Também imprimiram uma dimensão profissional ao projecto para estimular esta continuidade, bem como a ambição profissional que muitos demonstram. “Explicámos o que é um manager e a questão do agenciamento, o que é preciso fazer para ter um concerto e divulgá-lo, criar estratégias de promoção, o que é um rider técnico, etc”, aponta Capicua.
No caso de Lendária Treze, representante da “revolta feminista” e a especialista em vídeo do grupo, podemos dizer que não vai sair daqui igual. Escreve há quase dez anos mas só ganhou coragem para começar a gravar as suas músicas por causa do Oupa!. “Este projecto deu-me um salto enorme. A Capicua ajudou-me na métrica – eu escrevia tudo muito comprido – e a controlar o diafragma. Ou seja, como passar a mensagem melhor”, revela. “Quando és miúda no rap é mais difícil”, continua. “Ou tens de levar com segundas intenções ou dizem-te ‘ya, está fixe para rapariga’. Eu não quero isso. Quero que digam que está brutal, ponto.”

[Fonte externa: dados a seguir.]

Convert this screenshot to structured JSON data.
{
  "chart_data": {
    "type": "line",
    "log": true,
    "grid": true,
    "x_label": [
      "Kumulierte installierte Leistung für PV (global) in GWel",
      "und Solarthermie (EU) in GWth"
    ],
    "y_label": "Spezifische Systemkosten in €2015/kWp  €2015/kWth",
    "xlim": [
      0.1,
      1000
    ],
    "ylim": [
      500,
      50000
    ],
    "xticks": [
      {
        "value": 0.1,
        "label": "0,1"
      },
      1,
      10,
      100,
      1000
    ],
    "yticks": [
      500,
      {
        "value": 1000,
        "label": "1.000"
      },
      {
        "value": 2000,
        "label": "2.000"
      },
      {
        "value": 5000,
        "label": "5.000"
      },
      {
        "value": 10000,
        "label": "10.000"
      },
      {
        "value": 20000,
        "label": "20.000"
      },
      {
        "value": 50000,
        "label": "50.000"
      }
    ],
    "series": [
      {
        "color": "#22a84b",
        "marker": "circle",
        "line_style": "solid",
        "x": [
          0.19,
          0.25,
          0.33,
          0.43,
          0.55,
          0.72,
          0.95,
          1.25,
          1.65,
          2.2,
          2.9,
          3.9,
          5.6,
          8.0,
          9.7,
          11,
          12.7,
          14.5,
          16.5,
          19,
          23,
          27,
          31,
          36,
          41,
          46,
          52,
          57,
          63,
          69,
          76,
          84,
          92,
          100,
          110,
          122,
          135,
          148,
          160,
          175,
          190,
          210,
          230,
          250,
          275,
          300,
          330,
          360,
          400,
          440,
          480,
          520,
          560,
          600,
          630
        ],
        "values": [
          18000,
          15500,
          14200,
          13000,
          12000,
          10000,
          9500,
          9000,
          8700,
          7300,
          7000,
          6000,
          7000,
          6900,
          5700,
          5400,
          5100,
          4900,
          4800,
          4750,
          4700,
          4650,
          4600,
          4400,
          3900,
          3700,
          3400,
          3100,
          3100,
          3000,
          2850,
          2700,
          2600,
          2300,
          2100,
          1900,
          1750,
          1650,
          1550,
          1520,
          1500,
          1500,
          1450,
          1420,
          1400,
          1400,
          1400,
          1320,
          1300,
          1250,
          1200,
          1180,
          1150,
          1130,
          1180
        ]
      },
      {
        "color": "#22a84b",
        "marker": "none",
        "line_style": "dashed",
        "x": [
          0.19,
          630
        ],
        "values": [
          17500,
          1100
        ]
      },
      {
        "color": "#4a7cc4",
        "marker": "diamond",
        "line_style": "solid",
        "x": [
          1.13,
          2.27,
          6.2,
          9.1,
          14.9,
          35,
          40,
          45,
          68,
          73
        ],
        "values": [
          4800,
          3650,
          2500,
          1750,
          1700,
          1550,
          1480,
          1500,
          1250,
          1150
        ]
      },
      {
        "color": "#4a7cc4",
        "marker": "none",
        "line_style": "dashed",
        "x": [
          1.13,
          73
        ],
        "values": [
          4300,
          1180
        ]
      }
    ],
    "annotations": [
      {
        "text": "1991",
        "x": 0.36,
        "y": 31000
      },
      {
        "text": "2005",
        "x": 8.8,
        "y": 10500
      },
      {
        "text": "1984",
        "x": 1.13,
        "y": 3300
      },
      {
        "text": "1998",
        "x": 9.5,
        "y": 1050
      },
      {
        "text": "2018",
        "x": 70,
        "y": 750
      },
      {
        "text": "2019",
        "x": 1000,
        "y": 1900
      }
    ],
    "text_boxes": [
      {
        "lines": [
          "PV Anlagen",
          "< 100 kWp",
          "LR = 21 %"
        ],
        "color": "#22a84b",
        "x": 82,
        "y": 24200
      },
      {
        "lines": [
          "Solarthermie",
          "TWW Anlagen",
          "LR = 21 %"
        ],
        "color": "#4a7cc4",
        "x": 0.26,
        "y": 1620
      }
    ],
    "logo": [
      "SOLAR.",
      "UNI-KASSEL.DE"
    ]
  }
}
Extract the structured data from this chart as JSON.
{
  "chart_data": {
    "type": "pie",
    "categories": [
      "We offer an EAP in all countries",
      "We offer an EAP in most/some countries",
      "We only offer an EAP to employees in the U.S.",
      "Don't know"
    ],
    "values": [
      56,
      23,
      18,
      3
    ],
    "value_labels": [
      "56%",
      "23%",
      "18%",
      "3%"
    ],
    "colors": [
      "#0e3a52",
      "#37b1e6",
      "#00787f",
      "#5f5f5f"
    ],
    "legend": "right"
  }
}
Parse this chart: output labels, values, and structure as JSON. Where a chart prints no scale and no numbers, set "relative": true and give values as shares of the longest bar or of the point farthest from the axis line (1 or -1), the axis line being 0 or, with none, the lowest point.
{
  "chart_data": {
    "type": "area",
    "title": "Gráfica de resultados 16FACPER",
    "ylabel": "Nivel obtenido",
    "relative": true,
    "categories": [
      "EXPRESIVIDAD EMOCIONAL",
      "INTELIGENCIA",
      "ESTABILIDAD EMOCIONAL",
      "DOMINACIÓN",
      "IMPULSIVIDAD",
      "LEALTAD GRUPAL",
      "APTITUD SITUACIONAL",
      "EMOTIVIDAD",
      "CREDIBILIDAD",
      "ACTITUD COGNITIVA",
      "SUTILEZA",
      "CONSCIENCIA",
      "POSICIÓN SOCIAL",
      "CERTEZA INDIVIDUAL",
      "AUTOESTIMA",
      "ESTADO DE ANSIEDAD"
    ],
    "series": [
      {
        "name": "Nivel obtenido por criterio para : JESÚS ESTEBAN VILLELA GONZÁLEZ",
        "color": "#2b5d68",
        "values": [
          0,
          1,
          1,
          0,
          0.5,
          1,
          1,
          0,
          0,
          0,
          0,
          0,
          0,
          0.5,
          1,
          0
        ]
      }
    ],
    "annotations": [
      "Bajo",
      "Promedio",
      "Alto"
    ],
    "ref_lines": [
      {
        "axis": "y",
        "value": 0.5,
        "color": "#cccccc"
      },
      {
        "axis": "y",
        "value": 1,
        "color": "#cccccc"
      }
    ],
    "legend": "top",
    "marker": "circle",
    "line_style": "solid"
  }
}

Raune também tece elogios ao Oupa!. “Com o D-One aprendi a misturar melhor. Sabia o que eram os acordes mas não sabia tocá-los. E à pala do workshop consegui fazer o meu primeiro trap beat”, conta. Começou a produzir há dois anos – quando se fartou de usar “os instrumentais dos gajos da net” – e com apenas 20 anos é um dos produtores mais talentosos do colectivo (criou, aliás, os instrumentais de metade das canções do Oupa!). Tem EPs e várias mixtapes, já deu concertos no Hard Club e no Porto Rio, e é fiel ao hip-hop de postura combativa, referindo nomes como Mos Def, Mobb Deep e Dr. Dre.
Depois do Rivoli, Raune quer tentar mostrar as canções do Oupa! noutros palcos e fazer mais projectos no bairro com o grupo e com gerações mais novas. Porque enquanto tudo o resto continuar a faltar naquela pequena cidade cercada com vista para a Circunvalação, a música estará sempre lá, para o que der e vier. Joca faz o resumo: “Música, tudo o que quero, quis e até se diz…/Que se um beat fixe me matar, eu morro feliz.”